Although I never submitted it, (couldn't see any reason for it as someone else had done more or less the same thing), I found that a cheap cycle speedo could indeed be set such that it assumed a wheel diameter of about 4 inches, and as such it showed the lathe speed more or less correctly. There were a few idiosynchronacies (have a spelt that correctly?) in that the least significant digit appeared as, I think, a small character (usually a decimal speed at normal cycle speeds) and at high speeds, it seemed to go a bit awry. But it worked. For calibration checking, I used the (free running) lathe which has nine fixed speeds. From that, I was then able to get some indication of the speed of my milling machine which has an electronic controller but no speed display.

Also, someone did recommend another cycle speedo which actually had an rpm range built in. I have the device, but never used it, indeed, I think it is still in its original packaging.


Peter G. Shaw

John Haine03/11/2021 11:27:36
4639 forum posts
273 photos

Well I thought I'd do a quick check on GPS on my phone, which is a Pixel 4a. I installed "GPS Speedmometer and Odometer" from COOL NIKS on the Play store and went for a little walk. It gave a correct speed of 0 when standing still and was very quick to respond when I started walking, showing my speed within a few steps. One snag is there's only one significant figure at low speeds. I checked its reading against another app, GPS Status, which agreed as it should but gives another decimal place. My conclusion is that the speedo app works well even at low speeds, though it may depend on the GPS implementation in the phone.
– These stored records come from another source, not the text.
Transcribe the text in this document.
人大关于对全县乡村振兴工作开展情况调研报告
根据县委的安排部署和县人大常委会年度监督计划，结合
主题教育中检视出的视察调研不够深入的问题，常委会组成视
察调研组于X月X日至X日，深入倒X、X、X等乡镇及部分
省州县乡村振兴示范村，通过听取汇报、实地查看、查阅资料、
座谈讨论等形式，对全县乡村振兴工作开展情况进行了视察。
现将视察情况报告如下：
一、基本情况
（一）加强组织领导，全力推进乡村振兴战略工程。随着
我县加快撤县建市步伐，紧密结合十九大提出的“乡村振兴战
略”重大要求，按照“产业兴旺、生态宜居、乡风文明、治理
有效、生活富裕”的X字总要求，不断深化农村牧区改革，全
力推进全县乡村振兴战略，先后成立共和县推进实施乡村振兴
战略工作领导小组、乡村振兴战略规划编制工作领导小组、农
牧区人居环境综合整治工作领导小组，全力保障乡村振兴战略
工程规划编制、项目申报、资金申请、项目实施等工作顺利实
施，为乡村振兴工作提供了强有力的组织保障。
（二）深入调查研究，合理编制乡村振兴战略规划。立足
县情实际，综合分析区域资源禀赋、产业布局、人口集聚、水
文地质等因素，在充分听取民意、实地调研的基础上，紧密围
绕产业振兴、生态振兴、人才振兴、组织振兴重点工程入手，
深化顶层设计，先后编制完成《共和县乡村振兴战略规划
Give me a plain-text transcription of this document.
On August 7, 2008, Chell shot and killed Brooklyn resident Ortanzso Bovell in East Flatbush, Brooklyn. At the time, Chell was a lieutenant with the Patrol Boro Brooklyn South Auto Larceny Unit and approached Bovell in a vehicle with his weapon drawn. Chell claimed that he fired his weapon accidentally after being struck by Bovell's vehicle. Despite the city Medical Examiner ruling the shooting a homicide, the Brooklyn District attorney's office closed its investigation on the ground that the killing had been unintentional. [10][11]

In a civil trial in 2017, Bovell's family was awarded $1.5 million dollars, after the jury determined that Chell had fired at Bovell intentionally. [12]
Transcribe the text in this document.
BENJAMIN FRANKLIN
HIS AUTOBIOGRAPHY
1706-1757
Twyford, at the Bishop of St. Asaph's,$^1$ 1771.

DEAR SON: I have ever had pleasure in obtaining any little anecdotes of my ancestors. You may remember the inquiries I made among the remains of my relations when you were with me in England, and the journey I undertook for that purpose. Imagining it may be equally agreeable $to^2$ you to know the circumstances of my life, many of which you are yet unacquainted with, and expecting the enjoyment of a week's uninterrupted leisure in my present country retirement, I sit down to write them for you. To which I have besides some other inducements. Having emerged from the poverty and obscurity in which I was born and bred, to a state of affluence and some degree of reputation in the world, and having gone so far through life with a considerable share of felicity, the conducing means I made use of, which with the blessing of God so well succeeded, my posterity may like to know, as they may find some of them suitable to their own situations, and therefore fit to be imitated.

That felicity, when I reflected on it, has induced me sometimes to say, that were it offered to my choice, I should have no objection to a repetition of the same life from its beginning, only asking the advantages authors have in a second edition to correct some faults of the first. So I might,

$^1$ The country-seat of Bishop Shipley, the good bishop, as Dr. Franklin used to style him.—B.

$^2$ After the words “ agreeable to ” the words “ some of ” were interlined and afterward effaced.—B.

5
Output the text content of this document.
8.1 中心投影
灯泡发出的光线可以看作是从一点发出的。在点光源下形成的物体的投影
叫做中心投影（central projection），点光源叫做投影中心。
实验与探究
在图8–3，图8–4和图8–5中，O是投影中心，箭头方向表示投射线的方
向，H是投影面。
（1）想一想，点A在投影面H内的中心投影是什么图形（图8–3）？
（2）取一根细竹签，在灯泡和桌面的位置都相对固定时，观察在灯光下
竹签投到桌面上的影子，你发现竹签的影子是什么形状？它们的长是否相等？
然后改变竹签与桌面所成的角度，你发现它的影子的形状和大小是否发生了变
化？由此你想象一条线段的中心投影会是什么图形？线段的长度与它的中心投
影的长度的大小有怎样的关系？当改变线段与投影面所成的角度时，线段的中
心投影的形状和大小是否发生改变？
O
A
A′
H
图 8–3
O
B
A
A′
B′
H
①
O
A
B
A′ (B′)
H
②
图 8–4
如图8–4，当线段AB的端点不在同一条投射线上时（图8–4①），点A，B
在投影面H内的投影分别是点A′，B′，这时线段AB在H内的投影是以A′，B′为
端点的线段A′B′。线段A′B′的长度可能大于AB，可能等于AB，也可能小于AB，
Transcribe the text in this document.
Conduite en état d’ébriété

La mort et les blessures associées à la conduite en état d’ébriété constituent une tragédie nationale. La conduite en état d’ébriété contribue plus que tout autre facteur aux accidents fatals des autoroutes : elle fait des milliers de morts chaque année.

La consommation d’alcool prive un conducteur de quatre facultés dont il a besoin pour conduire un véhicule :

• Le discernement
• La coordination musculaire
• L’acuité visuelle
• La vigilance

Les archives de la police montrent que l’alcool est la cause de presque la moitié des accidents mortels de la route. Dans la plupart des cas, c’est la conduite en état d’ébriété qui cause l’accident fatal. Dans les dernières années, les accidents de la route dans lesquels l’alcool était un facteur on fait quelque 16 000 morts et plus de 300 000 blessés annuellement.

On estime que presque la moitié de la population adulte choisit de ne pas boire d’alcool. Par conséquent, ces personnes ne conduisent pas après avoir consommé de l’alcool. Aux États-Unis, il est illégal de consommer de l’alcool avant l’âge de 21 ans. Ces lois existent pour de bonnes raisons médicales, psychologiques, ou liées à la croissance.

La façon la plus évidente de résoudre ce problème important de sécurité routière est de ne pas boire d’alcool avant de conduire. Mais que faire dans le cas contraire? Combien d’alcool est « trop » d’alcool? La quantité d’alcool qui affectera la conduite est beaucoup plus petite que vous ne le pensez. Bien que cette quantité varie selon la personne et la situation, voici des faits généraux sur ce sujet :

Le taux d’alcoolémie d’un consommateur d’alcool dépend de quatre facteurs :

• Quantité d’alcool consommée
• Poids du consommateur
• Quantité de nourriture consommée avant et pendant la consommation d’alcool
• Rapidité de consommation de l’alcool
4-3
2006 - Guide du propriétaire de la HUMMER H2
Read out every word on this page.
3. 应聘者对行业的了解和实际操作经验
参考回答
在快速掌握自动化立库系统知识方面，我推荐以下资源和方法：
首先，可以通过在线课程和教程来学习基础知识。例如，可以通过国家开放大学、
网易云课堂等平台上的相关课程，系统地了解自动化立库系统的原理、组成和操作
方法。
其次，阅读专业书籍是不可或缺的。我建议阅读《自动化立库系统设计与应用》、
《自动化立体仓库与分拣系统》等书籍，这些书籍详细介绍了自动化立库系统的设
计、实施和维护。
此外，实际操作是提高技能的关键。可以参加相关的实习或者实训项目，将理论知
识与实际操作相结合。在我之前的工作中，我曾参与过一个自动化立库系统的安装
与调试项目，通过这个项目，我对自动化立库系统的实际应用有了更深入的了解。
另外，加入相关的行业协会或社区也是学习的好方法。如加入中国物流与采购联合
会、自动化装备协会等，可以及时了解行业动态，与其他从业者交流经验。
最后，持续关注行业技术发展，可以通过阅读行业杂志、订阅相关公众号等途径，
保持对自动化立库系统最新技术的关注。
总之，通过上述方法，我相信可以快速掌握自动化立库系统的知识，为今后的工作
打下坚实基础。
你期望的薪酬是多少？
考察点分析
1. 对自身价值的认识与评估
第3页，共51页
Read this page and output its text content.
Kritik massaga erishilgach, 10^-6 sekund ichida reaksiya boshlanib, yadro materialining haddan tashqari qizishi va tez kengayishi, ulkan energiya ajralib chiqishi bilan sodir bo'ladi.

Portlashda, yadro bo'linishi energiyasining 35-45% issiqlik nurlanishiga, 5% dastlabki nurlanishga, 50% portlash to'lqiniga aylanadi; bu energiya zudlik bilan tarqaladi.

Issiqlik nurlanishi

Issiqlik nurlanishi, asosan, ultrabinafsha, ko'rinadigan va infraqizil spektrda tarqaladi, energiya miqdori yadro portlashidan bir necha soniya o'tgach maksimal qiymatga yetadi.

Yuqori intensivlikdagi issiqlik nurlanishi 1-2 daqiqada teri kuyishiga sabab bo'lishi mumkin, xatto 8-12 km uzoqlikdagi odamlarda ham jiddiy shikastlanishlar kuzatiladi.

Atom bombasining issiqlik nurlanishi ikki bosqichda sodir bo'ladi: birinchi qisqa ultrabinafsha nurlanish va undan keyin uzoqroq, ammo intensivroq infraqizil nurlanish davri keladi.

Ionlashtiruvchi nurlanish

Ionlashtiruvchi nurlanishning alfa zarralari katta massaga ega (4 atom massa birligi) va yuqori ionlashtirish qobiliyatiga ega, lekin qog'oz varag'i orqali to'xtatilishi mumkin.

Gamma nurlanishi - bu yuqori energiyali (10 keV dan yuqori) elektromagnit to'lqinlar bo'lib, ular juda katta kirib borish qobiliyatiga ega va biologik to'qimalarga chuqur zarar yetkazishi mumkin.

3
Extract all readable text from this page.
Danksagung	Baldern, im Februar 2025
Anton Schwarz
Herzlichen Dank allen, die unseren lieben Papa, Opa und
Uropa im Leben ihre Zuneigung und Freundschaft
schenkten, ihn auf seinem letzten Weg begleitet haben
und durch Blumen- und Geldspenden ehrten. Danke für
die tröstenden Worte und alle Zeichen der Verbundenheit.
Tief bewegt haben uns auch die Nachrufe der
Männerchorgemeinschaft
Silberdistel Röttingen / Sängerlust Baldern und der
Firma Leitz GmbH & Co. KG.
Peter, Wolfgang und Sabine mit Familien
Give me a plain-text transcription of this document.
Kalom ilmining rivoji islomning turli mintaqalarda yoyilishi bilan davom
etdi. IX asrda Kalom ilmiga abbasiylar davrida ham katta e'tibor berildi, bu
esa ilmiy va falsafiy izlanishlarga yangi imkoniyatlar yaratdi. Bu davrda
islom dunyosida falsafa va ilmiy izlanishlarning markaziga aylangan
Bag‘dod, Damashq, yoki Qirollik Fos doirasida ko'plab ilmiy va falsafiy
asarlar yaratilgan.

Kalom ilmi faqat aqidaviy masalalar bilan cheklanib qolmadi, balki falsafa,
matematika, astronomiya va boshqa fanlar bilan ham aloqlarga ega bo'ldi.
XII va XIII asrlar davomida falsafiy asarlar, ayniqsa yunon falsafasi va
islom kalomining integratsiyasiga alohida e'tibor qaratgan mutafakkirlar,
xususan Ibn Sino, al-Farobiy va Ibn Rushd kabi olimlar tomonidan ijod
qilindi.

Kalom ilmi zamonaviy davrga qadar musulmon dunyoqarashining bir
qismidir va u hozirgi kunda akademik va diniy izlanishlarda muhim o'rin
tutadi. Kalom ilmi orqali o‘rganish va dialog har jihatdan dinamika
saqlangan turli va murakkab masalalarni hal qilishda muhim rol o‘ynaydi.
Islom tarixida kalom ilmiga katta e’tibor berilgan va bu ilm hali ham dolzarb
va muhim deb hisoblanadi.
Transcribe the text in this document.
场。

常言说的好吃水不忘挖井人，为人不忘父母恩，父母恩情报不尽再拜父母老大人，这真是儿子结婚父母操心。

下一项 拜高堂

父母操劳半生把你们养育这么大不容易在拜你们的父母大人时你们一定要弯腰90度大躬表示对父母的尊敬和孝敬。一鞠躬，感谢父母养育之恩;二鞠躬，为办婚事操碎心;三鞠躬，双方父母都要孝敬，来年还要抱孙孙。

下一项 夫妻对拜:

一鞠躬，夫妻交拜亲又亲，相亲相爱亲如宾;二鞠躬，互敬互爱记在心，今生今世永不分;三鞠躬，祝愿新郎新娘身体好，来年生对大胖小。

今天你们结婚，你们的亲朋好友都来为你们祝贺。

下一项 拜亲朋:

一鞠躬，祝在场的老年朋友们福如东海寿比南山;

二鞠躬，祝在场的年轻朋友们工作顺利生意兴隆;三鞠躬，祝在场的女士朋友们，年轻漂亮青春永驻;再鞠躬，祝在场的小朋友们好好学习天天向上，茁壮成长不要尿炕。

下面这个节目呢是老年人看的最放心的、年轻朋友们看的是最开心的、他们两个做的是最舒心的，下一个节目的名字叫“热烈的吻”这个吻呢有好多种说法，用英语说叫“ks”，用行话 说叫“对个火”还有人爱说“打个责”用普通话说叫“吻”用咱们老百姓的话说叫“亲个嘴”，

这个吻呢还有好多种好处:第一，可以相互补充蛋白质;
My CatEye GPS cyclometer also behaves well at low speeds. These devices will use standalone GPS chips which often work better than phones.

Michael Gilligan03/11/2021 11:57:13
20108 forum posts
1043 photos

I have very little knowledge of, and no particular interest in, miniature railways [so please forgive me if that is the wrong terminology], but I am interested in the general problem of measuring relatively low speeds reasonably accurately.

So … Would I be right in assuming that the speed-range for such miniature railways would be in the region of zero to 15mph [which equates to 22 feet per second], and that the display would preferably update sufficiently rapidly for the driver to perceive it as being ‘real-time’ ?

Just trying to scope the problem.



Posted before I saw John’s latest … but hopefully still a relevant question

Edited By Michael Gilligan on 03/11/2021 11:59:35

John Haine03/11/2021 12:06:45
4639 forum posts
273 photos

Assuming that's the case (seems to me to be reasonable) then it would be a similar range as leisure cycling though this would go up to maybe 25.

Speedy Builder503/11/2021 13:51:18
2594 forum posts
208 photos

By my calculation, 15 mph would be about 1.5 revs / second of a 4" wheel. and 15 is quite fast, some tracks are limited to 5mph. I would have thought that that a cyclometer would cope with that (Unless it was relay driven ?).

(1760 x 36) / (4 x 3.142) = revs per hour. Divide that by 360 for revs per second - unless my schoolboy maths have let me down.


Michael Gilligan03/11/2021 15:44:43
20108 forum posts
1043 photos
Posted by Speedy Builder5 on 03/11/2021 13:51:18:


… 15 is quite fast, some tracks are limited to 5mph.


That’s great, Bob … Thanks yes


Nick Clarke 303/11/2021 16:04:25
1397 forum posts
61 photos

I use a GPS speedo reading to 1dp bought off eBay and it works quite well on our track which has an overall speed limit of 5 mph and an ungated crossing over a car park where the limit is 2 mph.

Updating can be a bit slow, but you know whether you are heading for 5 and it has arrows to show whether the speed is dropping or increasing which is useful as well.

It is surprisingly difficult to keep down to the slower speed from memory/experience alone so the device is a very useful assistance.